Danielle nació en el corazón de París. Pero cambió la ciudad de la luz por la tierra de la lluvia. Desde hace unos meses vive en Xanza, en una casa rectoral rehabilitada
11 may 2014 . Actualizado a las 06:59 h.París, mayo de 1968. Danielle caminaba por las calles del barrio latino, sus calles, imbuida de aquel espíritu revolucionario que abría los teatros para que «todo el mundo se subiese al escenario y diese su opinión», y que reunía en las aulas de las facultades a estudiantes y obreros dispuestos a debatir ideas. «Se hablaba de cambiar el mundo. ¡Oh! Todo era como una especie de fiesta. Éramos jóvenes, no teníamos miedo», cuenta nuestra anfitriona después de haber vivido unos cuantos meses de mayo más. Charlamos con ella en un salón amplio, con un crujiente suelo de madera y unas paredes forradas con libros y cuadros. Los recuerdos de Danielle son tan vivos que da la impresión de que, si nos asomamos a las ventanas de su casa, veremos recortarse la Torre Eiffel contra el cielo de París, y pancartas llenando la tierra con el más destilado de los simbolismos: «Debajo de los adoquines está la playa».
Sin embargo, desde las ventanas del salón de Danielle lo que se ve en primer plano es un gran espacio verde, verde vivo. La sierra de O Barbanza poniéndole límites al horizonte. Y a un lado, en un discreto plano, el esplendor de la airosa y rotunda iglesia parroquial de Xanza, «una joya del siglo XII». Esto, señores, es Valga. Y es mayo de 2014. Danielle, nuestra anfitriona, deja escapar un suspiro de felicidad mientras se asoma al paisaje. «Esto es tan bonito... Aquí hay que ser feliz, no puede ser de otro modo», exclama.
Dice Danielle que no echa de menos París. En realidad, la Ciudad de la Luz ha quedado ya muy atrás en su vida. «Yo trabajaba en la biblioteca del centro nacional de investigaciones científicas. Conocí a mi marido, un gallego que apareció por allí cuando tenía veinte años. Nos casamos y teníamos una buena vida. Hasta que de repente, un día, me dijo: ?me quiero ir a Galicia?». En el rostro de Danielle se asoma desde el pasado un gesto de asombro. «No podía creerlo. ¡Nunca había dicho nada de eso!», exclama, aún sobrecogida al recordar el vértigo que sintió en aquel momento. «Yo tenía mi trabajo, mi casa, mi vida.
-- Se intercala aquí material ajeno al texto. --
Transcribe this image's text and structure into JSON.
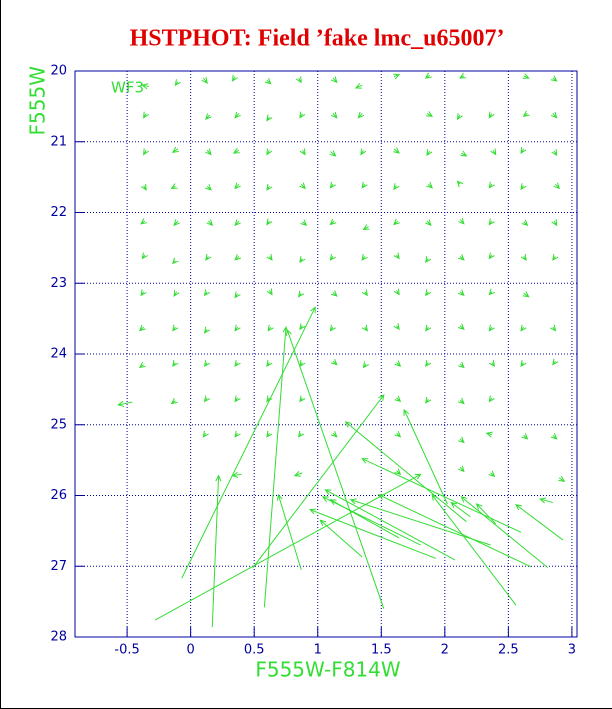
{
  "chart_data": {
    "type": "quiver",
    "title": "HSTPHOT: Field ’fake lmc_u65007’",
    "annotation": "WF3",
    "x_label": "F555W-F814W",
    "y_label": "F555W",
    "xlim": [
      -0.91,
      3.04
    ],
    "ylim": [
      28,
      20
    ],
    "xticks": [
      -0.5,
      0,
      0.5,
      1,
      1.5,
      2,
      2.5,
      3
    ],
    "yticks": [
      20,
      21,
      22,
      23,
      24,
      25,
      26,
      27,
      28
    ],
    "grid": true,
    "color": "#33dd33",
    "arrows": [
      [
        -0.33,
        20.22,
        -0.38,
        20.2
      ],
      [
        -0.1,
        20.15,
        -0.12,
        20.2
      ],
      [
        0.1,
        20.1,
        0.13,
        20.17
      ],
      [
        0.35,
        20.08,
        0.33,
        20.14
      ],
      [
        0.6,
        20.13,
        0.63,
        20.18
      ],
      [
        0.85,
        20.1,
        0.87,
        20.16
      ],
      [
        1.12,
        20.1,
        1.15,
        20.16
      ],
      [
        1.35,
        20.2,
        1.3,
        20.24
      ],
      [
        1.6,
        20.08,
        1.64,
        20.05
      ],
      [
        1.88,
        20.06,
        1.85,
        20.1
      ],
      [
        2.15,
        20.07,
        2.12,
        20.1
      ],
      [
        2.62,
        20.07,
        2.66,
        20.1
      ],
      [
        2.85,
        20.1,
        2.88,
        20.14
      ],
      [
        -0.35,
        20.6,
        -0.37,
        20.66
      ],
      [
        0.15,
        20.62,
        0.12,
        20.68
      ],
      [
        0.38,
        20.6,
        0.35,
        20.66
      ],
      [
        0.62,
        20.65,
        0.6,
        20.7
      ],
      [
        0.88,
        20.6,
        0.86,
        20.66
      ],
      [
        1.12,
        20.6,
        1.15,
        20.66
      ],
      [
        1.35,
        20.6,
        1.32,
        20.66
      ],
      [
        1.86,
        20.6,
        1.9,
        20.64
      ],
      [
        2.12,
        20.62,
        2.1,
        20.68
      ],
      [
        2.37,
        20.6,
        2.35,
        20.66
      ],
      [
        2.65,
        20.6,
        2.62,
        20.64
      ],
      [
        2.85,
        20.6,
        2.88,
        20.66
      ],
      [
        -0.35,
        21.12,
        -0.37,
        21.18
      ],
      [
        -0.1,
        21.1,
        -0.14,
        21.15
      ],
      [
        0.13,
        21.12,
        0.16,
        21.18
      ],
      [
        0.38,
        21.12,
        0.34,
        21.16
      ],
      [
        0.62,
        21.12,
        0.6,
        21.18
      ],
      [
        0.88,
        21.12,
        0.9,
        21.18
      ],
      [
        1.1,
        21.14,
        1.14,
        21.2
      ],
      [
        1.36,
        21.12,
        1.34,
        21.18
      ],
      [
        1.6,
        21.1,
        1.64,
        21.16
      ],
      [
        1.88,
        21.13,
        1.86,
        21.19
      ],
      [
        2.13,
        21.16,
        2.17,
        21.2
      ],
      [
        2.38,
        21.12,
        2.4,
        21.18
      ],
      [
        2.62,
        21.1,
        2.6,
        21.16
      ],
      [
        2.86,
        21.13,
        2.88,
        21.19
      ],
      [
        -0.37,
        21.62,
        -0.35,
        21.68
      ],
      [
        -0.12,
        21.63,
        -0.15,
        21.66
      ],
      [
        0.13,
        21.63,
        0.16,
        21.68
      ],
      [
        0.38,
        21.6,
        0.35,
        21.66
      ],
      [
        0.62,
        21.63,
        0.6,
        21.68
      ],
      [
        0.87,
        21.6,
        0.9,
        21.66
      ],
      [
        1.12,
        21.6,
        1.1,
        21.65
      ],
      [
        1.37,
        21.6,
        1.35,
        21.65
      ],
      [
        1.62,
        21.62,
        1.6,
        21.67
      ],
      [
        1.87,
        21.6,
        1.9,
        21.65
      ],
      [
        2.12,
        21.6,
        2.1,
        21.56
      ],
      [
        2.37,
        21.6,
        2.35,
        21.65
      ],
      [
        2.62,
        21.62,
        2.6,
        21.67
      ],
      [
        2.87,
        21.6,
        2.9,
        21.66
      ],
      [
        -0.36,
        22.12,
        -0.39,
        22.16
      ],
      [
        -0.1,
        22.12,
        -0.13,
        22.18
      ],
      [
        0.14,
        22.12,
        0.17,
        22.18
      ],
      [
        0.38,
        22.12,
        0.35,
        22.18
      ],
      [
        0.62,
        22.12,
        0.6,
        22.17
      ],
      [
        0.88,
        22.13,
        0.91,
        22.18
      ],
      [
        1.13,
        22.12,
        1.1,
        22.17
      ],
      [
        1.4,
        22.2,
        1.36,
        22.24
      ],
      [
        1.63,
        22.12,
        1.6,
        22.17
      ],
      [
        1.86,
        22.12,
        1.89,
        22.18
      ],
      [
        2.12,
        22.1,
        2.15,
        22.16
      ],
      [
        2.37,
        22.12,
        2.35,
        22.17
      ],
      [
        2.62,
        22.13,
        2.65,
        22.18
      ],
      [
        2.86,
        22.12,
        2.88,
        22.18
      ],
      [
        -0.36,
        22.6,
        -0.38,
        22.65
      ],
      [
        -0.12,
        22.68,
        -0.14,
        22.72
      ],
      [
        0.14,
        22.62,
        0.12,
        22.67
      ],
      [
        0.38,
        22.62,
        0.35,
        22.67
      ],
      [
        0.62,
        22.62,
        0.64,
        22.67
      ],
      [
        0.88,
        22.65,
        0.86,
        22.7
      ],
      [
        1.12,
        22.62,
        1.1,
        22.67
      ],
      [
        1.37,
        22.62,
        1.35,
        22.67
      ],
      [
        1.62,
        22.6,
        1.64,
        22.65
      ],
      [
        1.87,
        22.65,
        1.85,
        22.7
      ],
      [
        2.12,
        22.62,
        2.15,
        22.67
      ],
      [
        2.37,
        22.6,
        2.35,
        22.65
      ],
      [
        2.62,
        22.62,
        2.64,
        22.67
      ],
      [
        2.87,
        22.62,
        2.85,
        22.67
      ],
      [
        -0.37,
        23.12,
        -0.39,
        23.17
      ],
      [
        -0.11,
        23.12,
        -0.13,
        23.18
      ],
      [
        0.13,
        23.12,
        0.11,
        23.17
      ],
      [
        0.37,
        23.15,
        0.35,
        23.2
      ],
      [
        0.62,
        23.1,
        0.64,
        23.16
      ],
      [
        0.87,
        23.14,
        0.85,
        23.19
      ],
      [
        1.12,
        23.13,
        1.15,
        23.18
      ],
      [
        1.37,
        23.12,
        1.39,
        23.17
      ],
      [
        1.62,
        23.1,
        1.64,
        23.16
      ],
      [
        1.87,
        23.12,
        1.85,
        23.17
      ],
      [
        2.12,
        23.12,
        2.15,
        23.17
      ],
      [
        2.37,
        23.12,
        2.35,
        23.16
      ],
      [
        2.62,
        23.14,
        2.66,
        23.19
      ],
      [
        -0.37,
        23.62,
        -0.4,
        23.67
      ],
      [
        -0.12,
        23.62,
        -0.14,
        23.67
      ],
      [
        0.13,
        23.65,
        0.11,
        23.7
      ],
      [
        0.37,
        23.62,
        0.35,
        23.67
      ],
      [
        0.63,
        23.62,
        0.61,
        23.67
      ],
      [
        0.88,
        23.6,
        0.86,
        23.65
      ],
      [
        1.12,
        23.62,
        1.1,
        23.67
      ],
      [
        1.37,
        23.62,
        1.39,
        23.67
      ],
      [
        1.62,
        23.6,
        1.64,
        23.65
      ],
      [
        1.87,
        23.62,
        1.85,
        23.67
      ],
      [
        2.12,
        23.6,
        2.15,
        23.65
      ],
      [
        2.37,
        23.62,
        2.35,
        23.67
      ],
      [
        2.62,
        23.62,
        2.6,
        23.67
      ],
      [
        2.85,
        23.62,
        2.87,
        23.67
      ],
      [
        -0.37,
        24.15,
        -0.4,
        24.19
      ],
      [
        -0.12,
        24.12,
        -0.14,
        24.17
      ],
      [
        0.13,
        24.12,
        0.11,
        24.17
      ],
      [
        0.37,
        24.12,
        0.35,
        24.17
      ],
      [
        0.62,
        24.12,
        0.6,
        24.17
      ],
      [
        0.88,
        24.12,
        0.86,
        24.17
      ],
      [
        1.12,
        24.1,
        1.15,
        24.15
      ],
      [
        1.38,
        24.14,
        1.36,
        24.19
      ],
      [
        1.62,
        24.12,
        1.65,
        24.17
      ],
      [
        1.87,
        24.12,
        1.85,
        24.17
      ],
      [
        2.12,
        24.14,
        2.15,
        24.19
      ],
      [
        2.37,
        24.12,
        2.39,
        24.17
      ],
      [
        2.62,
        24.12,
        2.6,
        24.17
      ],
      [
        2.87,
        24.1,
        2.85,
        24.15
      ],
      [
        -0.46,
        24.68,
        -0.57,
        24.72
      ],
      [
        -0.12,
        24.66,
        -0.15,
        24.7
      ],
      [
        0.13,
        24.62,
        0.11,
        24.67
      ],
      [
        0.37,
        24.62,
        0.35,
        24.67
      ],
      [
        0.62,
        24.62,
        0.6,
        24.67
      ],
      [
        0.88,
        24.62,
        0.86,
        24.67
      ],
      [
        1.62,
        24.62,
        1.65,
        24.67
      ],
      [
        1.87,
        24.64,
        1.85,
        24.69
      ],
      [
        2.12,
        24.65,
        2.15,
        24.7
      ],
      [
        2.37,
        24.62,
        2.35,
        24.67
      ],
      [
        0.12,
        25.12,
        0.1,
        25.17
      ],
      [
        0.37,
        25.12,
        0.35,
        25.17
      ],
      [
        0.62,
        25.12,
        0.6,
        25.17
      ],
      [
        0.87,
        25.12,
        0.85,
        25.17
      ],
      [
        1.12,
        25.12,
        1.15,
        25.17
      ],
      [
        1.62,
        25.12,
        1.65,
        25.17
      ],
      [
        2.12,
        25.2,
        2.15,
        25.25
      ],
      [
        2.37,
        25.14,
        2.33,
        25.12
      ],
      [
        2.62,
        25.15,
        2.65,
        25.2
      ],
      [
        2.85,
        25.15,
        2.88,
        25.2
      ],
      [
        0.4,
        25.7,
        0.33,
        25.72
      ],
      [
        0.88,
        25.68,
        0.82,
        25.72
      ],
      [
        1.62,
        25.65,
        1.65,
        25.7
      ],
      [
        2.12,
        25.6,
        2.15,
        25.66
      ],
      [
        2.36,
        25.68,
        2.39,
        25.73
      ],
      [
        2.9,
        25.75,
        2.94,
        25.8
      ],
      [
        -0.07,
        27.17,
        0.98,
        23.34
      ],
      [
        -0.28,
        27.76,
        1.81,
        25.7
      ],
      [
        0.17,
        27.86,
        0.22,
        25.72
      ],
      [
        0.58,
        27.58,
        0.75,
        23.62
      ],
      [
        0.87,
        27.05,
        0.69,
        25.99
      ],
      [
        1.52,
        27.6,
        0.76,
        23.66
      ],
      [
        0.49,
        27.02,
        1.52,
        24.58
      ],
      [
        2.17,
        26.37,
        1.22,
        24.96
      ],
      [
        2.02,
        26.12,
        1.68,
        24.79
      ],
      [
        2.56,
        27.55,
        1.9,
        25.99
      ],
      [
        2.68,
        27.01,
        1.48,
        25.99
      ],
      [
        2.81,
        27.02,
        2.13,
        26.02
      ],
      [
        2.6,
        26.52,
        1.35,
        25.48
      ],
      [
        2.36,
        26.7,
        1.26,
        26.06
      ],
      [
        2.08,
        26.91,
        1.06,
        25.92
      ],
      [
        1.93,
        26.89,
        0.94,
        26.2
      ],
      [
        1.81,
        26.7,
        1.04,
        26.02
      ],
      [
        1.64,
        26.6,
        1.1,
        26.06
      ],
      [
        1.35,
        26.87,
        1.02,
        26.35
      ],
      [
        2.93,
        26.63,
        2.56,
        26.13
      ],
      [
        2.4,
        26.4,
        2.25,
        26.12
      ],
      [
        2.2,
        26.3,
        2.05,
        26.1
      ],
      [
        2.85,
        26.1,
        2.75,
        26.05
      ]
    ]
  }
}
Y de repente...». De repente lo dejó todo por amor. «Me dio mucho miedo», reconoce. «Pero desde que puse un pie en Santiago, estuve feliz».
Y es que Compostela fue la ciudad elegida por la pareja para instalarse y empezar de nuevo. Allí pasaron treinta años, acomodados en un piso de la Rúa Nova «que daba a un jardín lleno de camelias», arropados por la familia, tejiendo una red de buenos amigos, disfrutando del variado menú cultural de la ciudad de los estudiantes, y llevando una vida «relajada». «Yo daba clases de francés, y todo era mucho más agradable... En París eran ocho horas de trabajo y dos horas más de metro. En Santiago no, era todo mucho más placentero», cuenta Danielle.
La joven parisina acabó convertida en una santiaguesa más. Y seguiría siéndolo, si no fuese porque hace unos años, en una conversación con unos amigos, alguien habló de la hermosa, vieja y ruinosa casa rectoral de Xanza, abandonada a los pies del Camino Portugués. «Siempre estábamos con la idea de montar algo de turismo rural, y nos dijeron que este era el sitio ideal», recuerda Danielle.
Casi por pasar el rato fueron a ver el edificio. Pero se enamoraron de él, y decidieron comprarlo. «Está muy bien situado, como alejado de todo pero muy cerca de la carretera, muy cerca del tren... En nada estás en Santiago», explica Danielle mientras deja pasear la vista por la alfombra de césped que rodea la casa. Con un gesto de la mano abarca todo el entorno. «Antes estaba todo muy mal. La casa, la finca...», recuerda. Convertirlo en este paraíso silencioso y con olor a jazmín ha supuesto una gran inversión de tiempo, de dinero y de trabajo.